Many of these folks are renters. And they’re screwed. Why is multi-family the only sector of the economy protected right now? They’ll get funds to make payroll, they’ll be able to skip paying their loans for a few months, but there is not a consensus in the industry that they should extend that grace to option-less people they rent to.
Some will say that putting a 90-day halt on evictions helps, but at the end of June, those people owe 3 months worth of rent or they’ll be immediately evicted. Some believe putting off the inevitable at least keeps these people off the streets. Local news is outlining resources, including motel-vouchers for the newly evicted.
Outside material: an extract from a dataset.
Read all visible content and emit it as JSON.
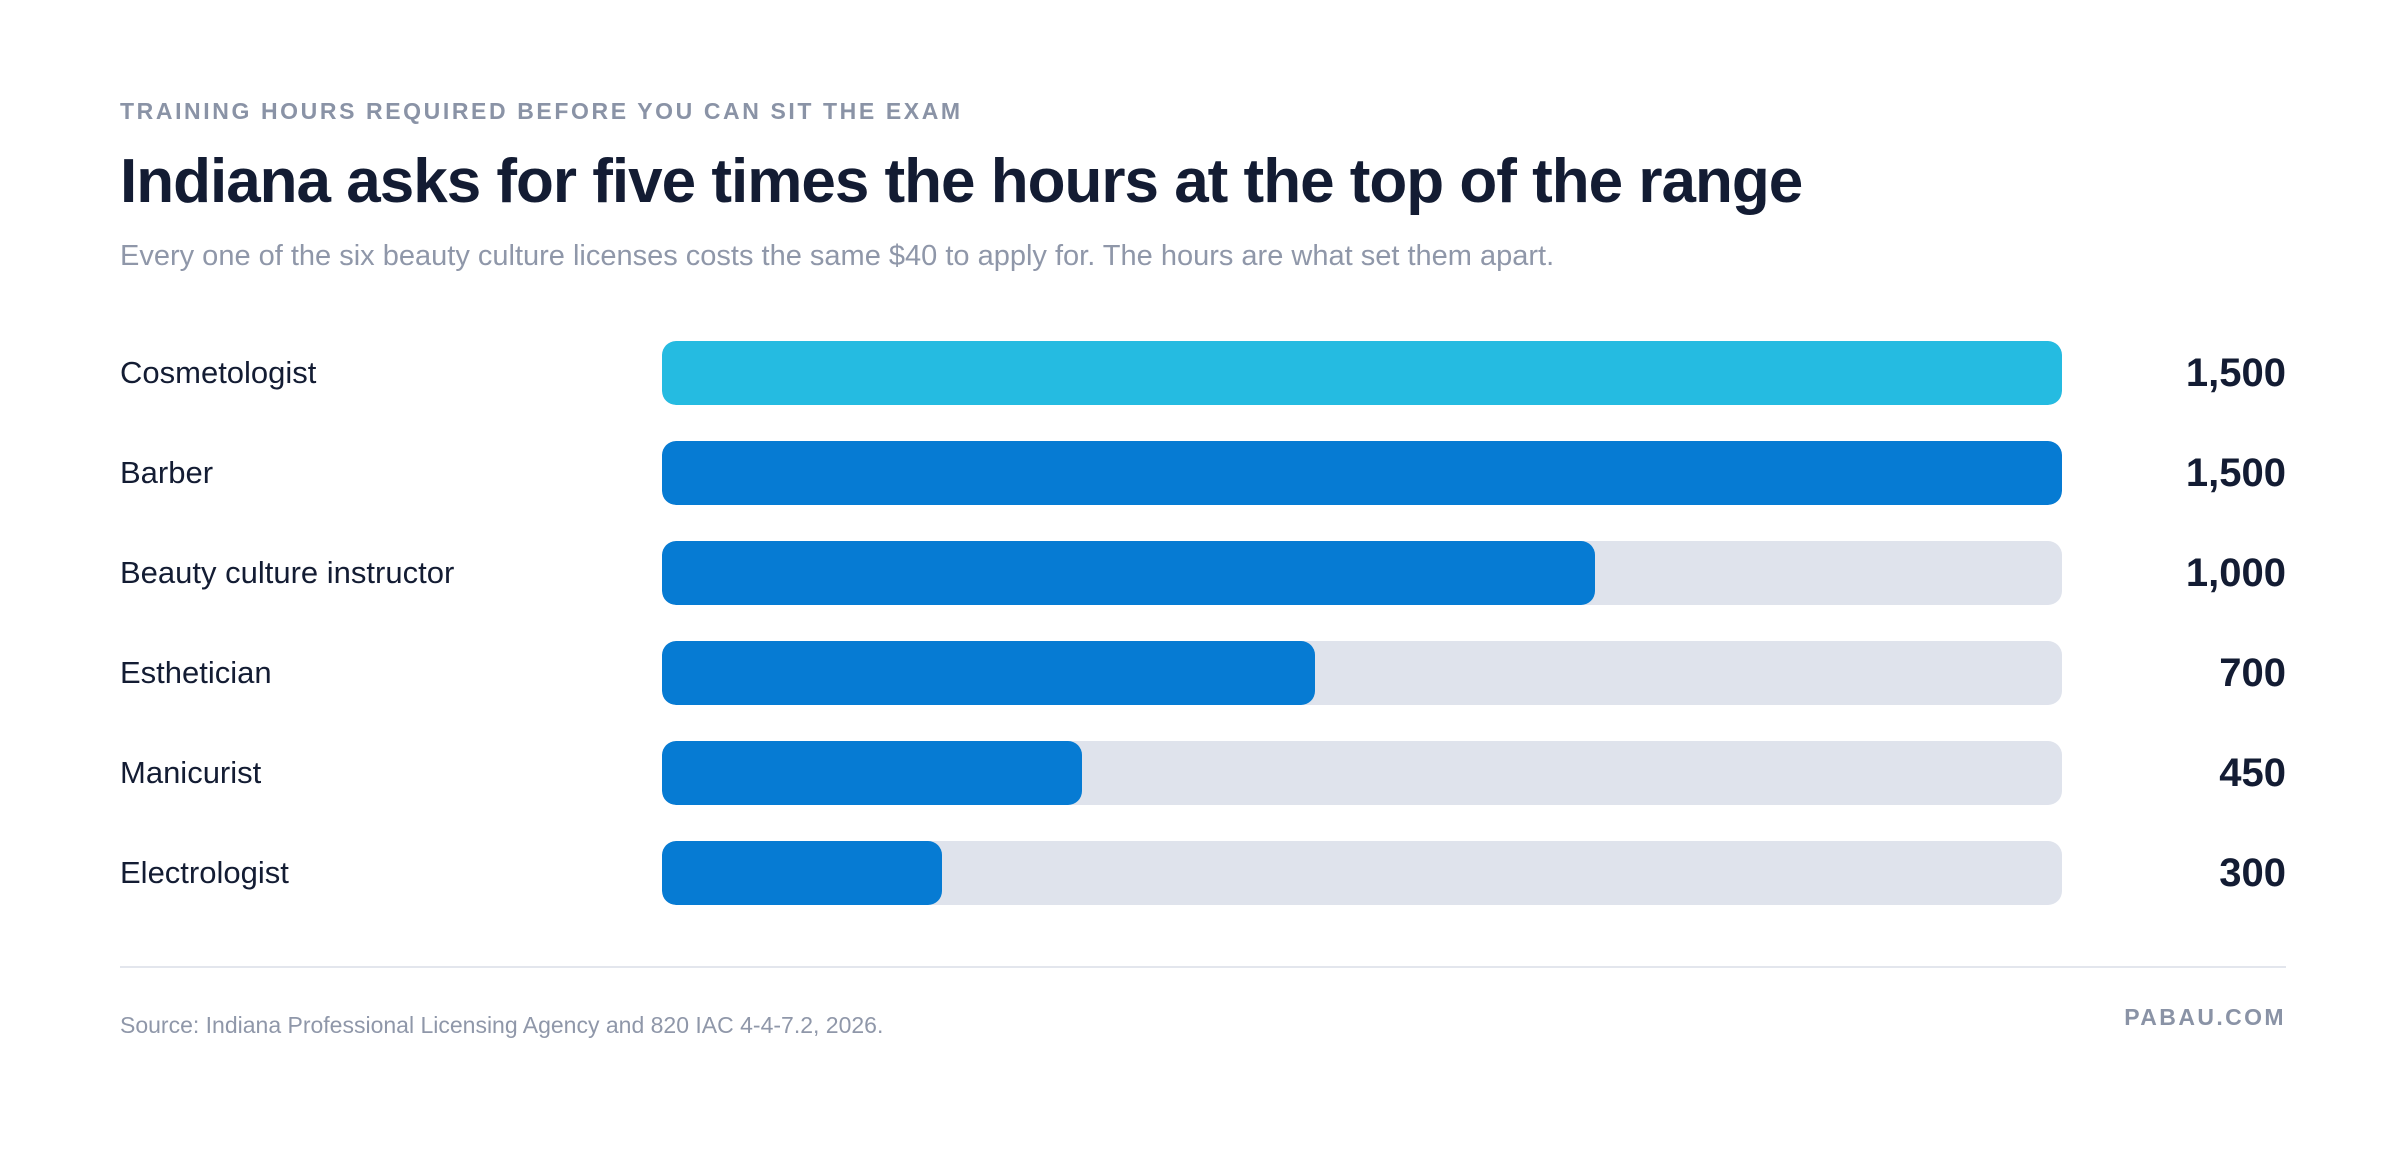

How condescending, insensitive, heartless, and insulting to American renters whose only sin was renting instead of owning.
Right now, President Trump appears to be in the mood to empower governors, so governors must step up and order 90-day suspension of all rent and accumulating rent fees – landlords can’t be the only exempt entities in the nation.
Multi-family property managers will eventually get funds to cover operations and along with landlords, most will be able to take advantage of refinance and/or forbearance options, and while some states have attempted eviction freezes, nothing short of a 90-day suspension of rent (including removing all potential predatory late fees and penalties), both residential and commercial, will help the millions in America who will still be facing eviction at the end of the existing moratoriums.
We MUST take action. Local petitions are floating around, so sign and share them.
But the most powerful thing you can do right now is to send this story to your local representative – you can enter your address here and get the names, Twitter accounts, and Facebook Pages of every politician that represents you down to the local level.
The only way renters (especially independent contractors) will be treated like the rest of the nation is for people like you to speak up – tweet this and tag every one of your representatives. Then do the same tomorrow. And the next day. And the next. And don’t stop until change has been made.
Otherwise, landlords will enjoy a mass migration of family evictees come May 1st, while politicians can scramble to address spikes in homeless populations nationwide.